Powrót do tradycji. Górą sztab
Po meczu ze Spartą legioniści dostali wolne popołudnie. Na porannym treningu stawili się w komplecie, ale dłuższe zajęcia mieli tylko ci, którzy nie zagrali w sparingu. Pozostali piłkarze po rozbieganiu wrócili do hotelu. Tymczasem po zajęciach na płytę stadionu w Windschgarsten weszli przedstawiciele sztabu szkoleniowo-medycznego i dziennikarze. Tym samym nastąpił powrót do tradycji towarzyskich gierek, które miały miejsce także za czasów pierwszej kadencji Jana Urbana.
Fotoreportaż z Windischgarsten - 20 zdjęć
Do gry przystąpił nawet Pan Lucjan Brychczy, który wyraźnie odżył przy nowym składzie sztabu. Pan "Kici" grał statecznie, ale kiedy trzeba było, potrafił precyzyjnym podaniem oszukać rywali. Lisem pola karnego tradycyjnie był zaś Jacek Magiera.

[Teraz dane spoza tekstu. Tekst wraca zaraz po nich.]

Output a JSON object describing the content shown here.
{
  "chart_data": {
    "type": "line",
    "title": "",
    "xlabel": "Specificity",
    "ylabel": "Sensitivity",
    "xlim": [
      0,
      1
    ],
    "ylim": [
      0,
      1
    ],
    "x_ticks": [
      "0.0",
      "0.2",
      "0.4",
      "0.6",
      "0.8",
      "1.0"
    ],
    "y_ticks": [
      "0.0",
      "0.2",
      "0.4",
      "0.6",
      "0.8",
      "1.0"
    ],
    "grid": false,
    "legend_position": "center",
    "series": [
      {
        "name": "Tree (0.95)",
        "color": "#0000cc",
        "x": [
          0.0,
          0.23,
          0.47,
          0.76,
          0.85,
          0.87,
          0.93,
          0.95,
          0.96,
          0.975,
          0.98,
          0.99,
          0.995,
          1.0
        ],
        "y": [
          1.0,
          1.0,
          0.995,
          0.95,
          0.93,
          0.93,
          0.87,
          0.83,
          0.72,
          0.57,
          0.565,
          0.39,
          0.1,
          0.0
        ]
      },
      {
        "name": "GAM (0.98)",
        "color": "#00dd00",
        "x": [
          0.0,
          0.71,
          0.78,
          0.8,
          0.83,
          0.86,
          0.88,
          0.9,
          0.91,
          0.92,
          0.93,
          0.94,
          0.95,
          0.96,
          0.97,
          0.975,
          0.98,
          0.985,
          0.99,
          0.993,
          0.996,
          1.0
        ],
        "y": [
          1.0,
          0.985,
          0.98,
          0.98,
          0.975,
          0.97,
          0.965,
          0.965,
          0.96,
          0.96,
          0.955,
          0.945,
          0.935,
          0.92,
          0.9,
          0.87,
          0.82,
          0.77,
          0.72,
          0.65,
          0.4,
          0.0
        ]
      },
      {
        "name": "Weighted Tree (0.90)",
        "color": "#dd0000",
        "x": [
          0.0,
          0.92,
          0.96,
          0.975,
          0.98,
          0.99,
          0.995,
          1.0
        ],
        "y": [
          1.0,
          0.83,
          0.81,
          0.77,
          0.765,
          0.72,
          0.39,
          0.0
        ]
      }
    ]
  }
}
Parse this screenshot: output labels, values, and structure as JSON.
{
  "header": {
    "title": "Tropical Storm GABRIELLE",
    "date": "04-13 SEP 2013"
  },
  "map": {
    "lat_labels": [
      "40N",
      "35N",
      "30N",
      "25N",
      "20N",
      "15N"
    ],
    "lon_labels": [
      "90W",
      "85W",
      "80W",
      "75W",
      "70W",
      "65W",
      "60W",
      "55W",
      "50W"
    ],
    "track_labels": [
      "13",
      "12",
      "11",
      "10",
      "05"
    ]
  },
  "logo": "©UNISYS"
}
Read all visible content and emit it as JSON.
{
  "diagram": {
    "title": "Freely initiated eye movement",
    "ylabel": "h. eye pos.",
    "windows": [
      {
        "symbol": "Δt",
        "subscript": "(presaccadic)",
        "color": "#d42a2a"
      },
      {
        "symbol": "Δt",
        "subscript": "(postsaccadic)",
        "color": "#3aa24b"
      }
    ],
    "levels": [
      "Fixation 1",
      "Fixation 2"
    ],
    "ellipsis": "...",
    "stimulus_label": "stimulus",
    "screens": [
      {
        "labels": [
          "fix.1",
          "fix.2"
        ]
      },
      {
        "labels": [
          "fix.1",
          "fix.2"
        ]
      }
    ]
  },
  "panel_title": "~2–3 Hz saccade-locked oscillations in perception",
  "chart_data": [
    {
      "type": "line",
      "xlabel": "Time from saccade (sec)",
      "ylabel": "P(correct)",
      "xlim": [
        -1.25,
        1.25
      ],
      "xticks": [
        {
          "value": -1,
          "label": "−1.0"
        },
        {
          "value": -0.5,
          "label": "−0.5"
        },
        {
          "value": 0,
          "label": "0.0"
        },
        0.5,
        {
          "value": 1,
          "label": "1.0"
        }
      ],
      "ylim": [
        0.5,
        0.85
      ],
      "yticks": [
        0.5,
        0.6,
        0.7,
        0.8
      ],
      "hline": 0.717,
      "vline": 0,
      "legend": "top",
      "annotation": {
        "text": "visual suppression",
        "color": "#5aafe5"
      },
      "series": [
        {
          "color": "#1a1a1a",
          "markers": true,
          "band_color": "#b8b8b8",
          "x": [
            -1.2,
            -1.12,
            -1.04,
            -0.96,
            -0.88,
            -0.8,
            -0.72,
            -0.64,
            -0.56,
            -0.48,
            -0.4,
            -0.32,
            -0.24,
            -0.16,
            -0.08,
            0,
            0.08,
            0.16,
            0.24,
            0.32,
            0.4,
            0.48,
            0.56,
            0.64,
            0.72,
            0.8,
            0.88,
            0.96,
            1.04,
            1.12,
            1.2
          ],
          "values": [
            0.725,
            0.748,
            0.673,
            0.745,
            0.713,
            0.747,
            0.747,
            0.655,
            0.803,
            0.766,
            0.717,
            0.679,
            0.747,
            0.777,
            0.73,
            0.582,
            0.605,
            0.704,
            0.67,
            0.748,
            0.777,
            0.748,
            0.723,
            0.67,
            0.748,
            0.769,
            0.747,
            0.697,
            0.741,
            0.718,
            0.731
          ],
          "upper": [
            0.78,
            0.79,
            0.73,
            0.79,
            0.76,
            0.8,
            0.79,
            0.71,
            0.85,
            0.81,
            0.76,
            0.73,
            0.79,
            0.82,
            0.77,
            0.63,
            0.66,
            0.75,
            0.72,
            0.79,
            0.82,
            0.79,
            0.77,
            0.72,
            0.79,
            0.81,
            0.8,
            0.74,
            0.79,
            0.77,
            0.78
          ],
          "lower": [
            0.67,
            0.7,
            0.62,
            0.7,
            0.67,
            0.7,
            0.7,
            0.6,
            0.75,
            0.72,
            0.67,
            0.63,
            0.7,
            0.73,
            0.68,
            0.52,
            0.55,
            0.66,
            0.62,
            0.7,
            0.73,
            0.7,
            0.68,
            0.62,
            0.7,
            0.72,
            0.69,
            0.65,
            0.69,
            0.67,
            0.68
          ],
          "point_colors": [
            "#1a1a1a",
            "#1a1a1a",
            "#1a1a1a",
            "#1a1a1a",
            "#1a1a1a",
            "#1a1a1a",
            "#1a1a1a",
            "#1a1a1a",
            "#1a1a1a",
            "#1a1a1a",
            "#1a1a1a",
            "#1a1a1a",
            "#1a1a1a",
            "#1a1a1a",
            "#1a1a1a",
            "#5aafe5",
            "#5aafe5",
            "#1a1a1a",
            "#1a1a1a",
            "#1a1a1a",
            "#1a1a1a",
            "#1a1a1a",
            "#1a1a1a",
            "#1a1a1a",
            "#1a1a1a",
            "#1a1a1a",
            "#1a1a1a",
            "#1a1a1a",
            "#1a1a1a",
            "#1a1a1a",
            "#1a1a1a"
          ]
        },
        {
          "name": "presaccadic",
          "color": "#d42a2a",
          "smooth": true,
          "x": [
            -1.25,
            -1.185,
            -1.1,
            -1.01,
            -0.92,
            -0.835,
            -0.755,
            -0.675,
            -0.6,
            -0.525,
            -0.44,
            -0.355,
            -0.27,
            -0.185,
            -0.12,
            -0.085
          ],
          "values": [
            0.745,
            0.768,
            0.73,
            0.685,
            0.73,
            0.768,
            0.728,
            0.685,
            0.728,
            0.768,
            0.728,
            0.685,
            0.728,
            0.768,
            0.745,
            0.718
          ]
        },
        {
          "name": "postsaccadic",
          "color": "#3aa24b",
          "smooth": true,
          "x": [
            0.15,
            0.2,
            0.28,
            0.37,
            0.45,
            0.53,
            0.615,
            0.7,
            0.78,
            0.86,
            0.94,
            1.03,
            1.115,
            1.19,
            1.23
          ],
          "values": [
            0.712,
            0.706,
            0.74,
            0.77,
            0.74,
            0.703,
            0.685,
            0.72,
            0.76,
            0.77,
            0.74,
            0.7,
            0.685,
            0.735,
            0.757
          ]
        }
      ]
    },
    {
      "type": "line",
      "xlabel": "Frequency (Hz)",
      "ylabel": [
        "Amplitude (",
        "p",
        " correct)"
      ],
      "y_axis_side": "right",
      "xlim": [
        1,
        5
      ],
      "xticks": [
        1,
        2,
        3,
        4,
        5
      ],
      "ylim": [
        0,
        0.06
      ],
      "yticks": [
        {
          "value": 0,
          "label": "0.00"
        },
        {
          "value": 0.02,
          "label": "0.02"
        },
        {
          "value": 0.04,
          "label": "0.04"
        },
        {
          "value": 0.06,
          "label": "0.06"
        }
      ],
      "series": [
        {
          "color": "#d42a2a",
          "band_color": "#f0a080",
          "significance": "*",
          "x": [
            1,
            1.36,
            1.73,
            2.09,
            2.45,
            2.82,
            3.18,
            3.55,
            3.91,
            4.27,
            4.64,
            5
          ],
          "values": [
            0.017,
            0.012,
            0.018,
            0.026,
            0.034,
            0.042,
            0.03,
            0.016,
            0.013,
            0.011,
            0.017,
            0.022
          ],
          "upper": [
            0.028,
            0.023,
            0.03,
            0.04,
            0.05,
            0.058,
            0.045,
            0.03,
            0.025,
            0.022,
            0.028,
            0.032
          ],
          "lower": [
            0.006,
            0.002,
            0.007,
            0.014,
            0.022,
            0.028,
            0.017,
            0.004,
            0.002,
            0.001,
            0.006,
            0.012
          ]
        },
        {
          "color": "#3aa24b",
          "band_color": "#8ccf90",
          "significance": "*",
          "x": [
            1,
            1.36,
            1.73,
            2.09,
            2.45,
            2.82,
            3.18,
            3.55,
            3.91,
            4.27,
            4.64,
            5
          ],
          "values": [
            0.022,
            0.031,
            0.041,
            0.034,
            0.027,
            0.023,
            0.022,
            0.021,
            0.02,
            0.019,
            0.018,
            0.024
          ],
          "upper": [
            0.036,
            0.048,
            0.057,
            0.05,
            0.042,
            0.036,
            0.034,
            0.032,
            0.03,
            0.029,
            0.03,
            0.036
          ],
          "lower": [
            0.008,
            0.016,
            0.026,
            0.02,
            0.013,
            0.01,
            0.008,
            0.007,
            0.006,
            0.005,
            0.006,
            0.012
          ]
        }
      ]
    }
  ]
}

Mimo ambitnej walki, i tym razem ekipa dziennikarska musiała uznać wyższość sztabu, który na koniec podrzucał swojego "selekcjonera" - Bojkę - w górę, świętując tym samym wygraną. Mecz zakończył się przegraną mediów 5-8, a jego ozdobą był piękny hat-trick zdobyty przez jednego z naszych kolegów - fotoreporterów.